Business
How to Crush Your Growth Marketing Goals

We live in a world where every business is under pressure to grow. Growth is everything at a time of intense, hyper-competition fueled by the internet. Competitors are a click away, any misstep and potential customers are gone. Success depends upon your ability to craft a cogent growth marketing strategy. Growth marketing is really different from traditional marketing, because of the focus on growth, and the need to take a more experimental approach to marketing. You have to take an experimental approach, starting with a hypothesis and working towards an actionable idea. Here are the broad strokes of what you need to do to crush your growth marketing goals.
Define Your Goals
It’s important to understand what your growth target and churn rate means in terms of the amount of business you have to draw in.
For example, a business with $100,000 in monthly recurring revenue (MRR), and a churn rate of 3%, it must add $167,000 in new MRR to achieve a 100% growth rate year-over-year. If your business has a 6% churn rate, it has to add $227,500 to get the same growth rate.
Have a Multichannel Approach
A single channel approach is dangerous for your growth marketing goals. At a time when there are so many channels, not using all the channels limits you unnecessarily. You want to use as many channels as possible. Use traditional channels, such as TV, the print media, radio, as well as social media, podcasts, blog posts, and events and other channels.
Remember, growth marketing is, remember, is about using as many channels as possible across the consumer lifecycle, to grow your customer base and compound returns.
Cross-channel marketing is essential for growth marketing and growth marketers experiment to find the right balance of channels to maximize growth.
Test Your Ideas
You have to think like a scientist to test out your ideas. That means using the scientific method. A simple way to do this is with split testing, which is also called A/B testing. You develop a hypothesis, and design an experiment to test that hypothesis. So, with A/B testing, you try two versions of your hypothesis, with one with what you think will work, and one version that doesn’t include your idea.
Look at the Entire Customer Journey
Drescher & Cohen DDS have found that making improvements to their customer’s entire journey. This is true not just for service provision, but for achieving growth marketing goals. Typically, marketers focus on the beginning of the customer journey. Growth marketers look at the entire customer journey.

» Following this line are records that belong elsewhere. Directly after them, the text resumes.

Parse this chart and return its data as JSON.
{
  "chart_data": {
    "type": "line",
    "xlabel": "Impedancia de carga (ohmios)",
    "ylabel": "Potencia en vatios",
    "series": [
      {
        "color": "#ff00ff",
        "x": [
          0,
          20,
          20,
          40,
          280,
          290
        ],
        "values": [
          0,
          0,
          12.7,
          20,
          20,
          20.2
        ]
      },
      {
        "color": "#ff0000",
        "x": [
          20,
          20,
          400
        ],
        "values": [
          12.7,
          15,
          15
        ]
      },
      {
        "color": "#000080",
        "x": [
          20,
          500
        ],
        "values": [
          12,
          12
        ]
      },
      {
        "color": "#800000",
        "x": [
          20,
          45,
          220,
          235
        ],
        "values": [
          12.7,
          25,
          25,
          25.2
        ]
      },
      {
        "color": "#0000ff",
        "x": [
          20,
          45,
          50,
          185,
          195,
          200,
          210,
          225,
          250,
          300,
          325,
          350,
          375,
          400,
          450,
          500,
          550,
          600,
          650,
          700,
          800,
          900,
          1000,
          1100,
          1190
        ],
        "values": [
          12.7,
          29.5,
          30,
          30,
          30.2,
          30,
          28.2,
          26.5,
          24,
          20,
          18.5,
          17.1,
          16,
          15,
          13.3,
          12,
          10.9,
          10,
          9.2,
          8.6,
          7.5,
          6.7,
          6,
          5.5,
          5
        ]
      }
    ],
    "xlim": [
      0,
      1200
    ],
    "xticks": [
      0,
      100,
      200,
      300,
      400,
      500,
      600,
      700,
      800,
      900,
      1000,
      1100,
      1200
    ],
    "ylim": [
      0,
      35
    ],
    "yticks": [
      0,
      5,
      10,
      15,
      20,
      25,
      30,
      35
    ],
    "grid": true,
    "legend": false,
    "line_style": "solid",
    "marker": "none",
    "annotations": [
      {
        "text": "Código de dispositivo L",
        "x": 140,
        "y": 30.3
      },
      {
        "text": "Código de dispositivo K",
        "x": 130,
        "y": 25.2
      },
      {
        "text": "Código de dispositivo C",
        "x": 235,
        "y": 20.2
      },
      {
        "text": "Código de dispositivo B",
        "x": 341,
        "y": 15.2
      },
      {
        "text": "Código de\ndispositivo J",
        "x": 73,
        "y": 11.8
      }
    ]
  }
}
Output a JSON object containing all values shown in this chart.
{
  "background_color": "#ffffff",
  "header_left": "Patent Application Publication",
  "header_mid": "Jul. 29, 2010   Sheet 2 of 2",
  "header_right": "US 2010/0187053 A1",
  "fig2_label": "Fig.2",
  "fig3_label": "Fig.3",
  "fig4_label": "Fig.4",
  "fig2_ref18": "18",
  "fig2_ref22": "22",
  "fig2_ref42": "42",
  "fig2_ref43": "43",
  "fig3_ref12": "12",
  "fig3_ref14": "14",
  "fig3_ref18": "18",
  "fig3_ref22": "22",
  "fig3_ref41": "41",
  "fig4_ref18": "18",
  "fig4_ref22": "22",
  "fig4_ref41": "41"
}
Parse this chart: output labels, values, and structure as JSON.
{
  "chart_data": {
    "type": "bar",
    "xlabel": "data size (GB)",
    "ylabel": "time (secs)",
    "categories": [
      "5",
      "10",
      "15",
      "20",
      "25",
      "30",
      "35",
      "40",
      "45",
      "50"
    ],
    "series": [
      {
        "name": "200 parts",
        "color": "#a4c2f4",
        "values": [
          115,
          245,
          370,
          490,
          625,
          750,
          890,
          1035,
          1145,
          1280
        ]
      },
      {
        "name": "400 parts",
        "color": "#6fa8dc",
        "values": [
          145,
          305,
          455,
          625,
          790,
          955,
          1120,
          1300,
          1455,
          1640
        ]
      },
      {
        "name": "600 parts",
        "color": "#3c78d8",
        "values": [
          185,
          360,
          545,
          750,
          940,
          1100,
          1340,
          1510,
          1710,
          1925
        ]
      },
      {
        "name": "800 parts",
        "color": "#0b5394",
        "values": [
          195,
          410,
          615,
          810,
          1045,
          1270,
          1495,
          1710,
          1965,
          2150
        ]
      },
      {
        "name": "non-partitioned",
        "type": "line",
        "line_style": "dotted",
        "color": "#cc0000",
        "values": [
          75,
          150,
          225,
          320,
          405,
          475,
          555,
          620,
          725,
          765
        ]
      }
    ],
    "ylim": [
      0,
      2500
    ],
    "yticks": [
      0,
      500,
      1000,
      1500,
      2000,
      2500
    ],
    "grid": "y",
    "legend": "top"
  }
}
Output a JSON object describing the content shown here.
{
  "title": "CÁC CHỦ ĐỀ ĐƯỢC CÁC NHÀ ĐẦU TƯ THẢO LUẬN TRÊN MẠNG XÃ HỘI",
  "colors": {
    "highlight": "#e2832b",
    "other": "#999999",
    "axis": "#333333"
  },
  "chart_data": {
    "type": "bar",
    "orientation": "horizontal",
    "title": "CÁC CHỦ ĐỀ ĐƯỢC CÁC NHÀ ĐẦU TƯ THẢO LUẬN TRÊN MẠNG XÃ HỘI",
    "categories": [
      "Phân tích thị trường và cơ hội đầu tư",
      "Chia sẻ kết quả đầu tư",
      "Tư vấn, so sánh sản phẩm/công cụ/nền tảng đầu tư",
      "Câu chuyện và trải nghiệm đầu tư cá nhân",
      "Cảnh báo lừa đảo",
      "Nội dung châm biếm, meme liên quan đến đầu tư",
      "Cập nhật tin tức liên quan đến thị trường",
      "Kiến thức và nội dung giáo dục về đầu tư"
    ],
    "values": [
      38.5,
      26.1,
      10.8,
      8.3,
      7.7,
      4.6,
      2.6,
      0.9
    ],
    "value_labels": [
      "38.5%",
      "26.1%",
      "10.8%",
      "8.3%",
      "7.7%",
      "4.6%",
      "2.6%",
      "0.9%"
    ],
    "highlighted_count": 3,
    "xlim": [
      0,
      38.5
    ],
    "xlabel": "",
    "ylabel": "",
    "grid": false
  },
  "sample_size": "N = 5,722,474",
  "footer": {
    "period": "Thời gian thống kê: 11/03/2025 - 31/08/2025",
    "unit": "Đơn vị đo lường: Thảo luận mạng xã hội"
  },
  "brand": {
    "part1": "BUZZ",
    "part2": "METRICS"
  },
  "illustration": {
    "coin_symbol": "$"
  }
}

The entire customer journey is made up of the awareness, acquisition, activation, retention, revenue and referral stages. Growth marketers not only want to get customers through the door, they want customers to refer other people to your business. Peter Drucker, the great business guru, said that the purpose of business is to create and keep a customer. For growth marketers, it’s not just about creating a customer, it’s about getting that customer to refer other people to your business.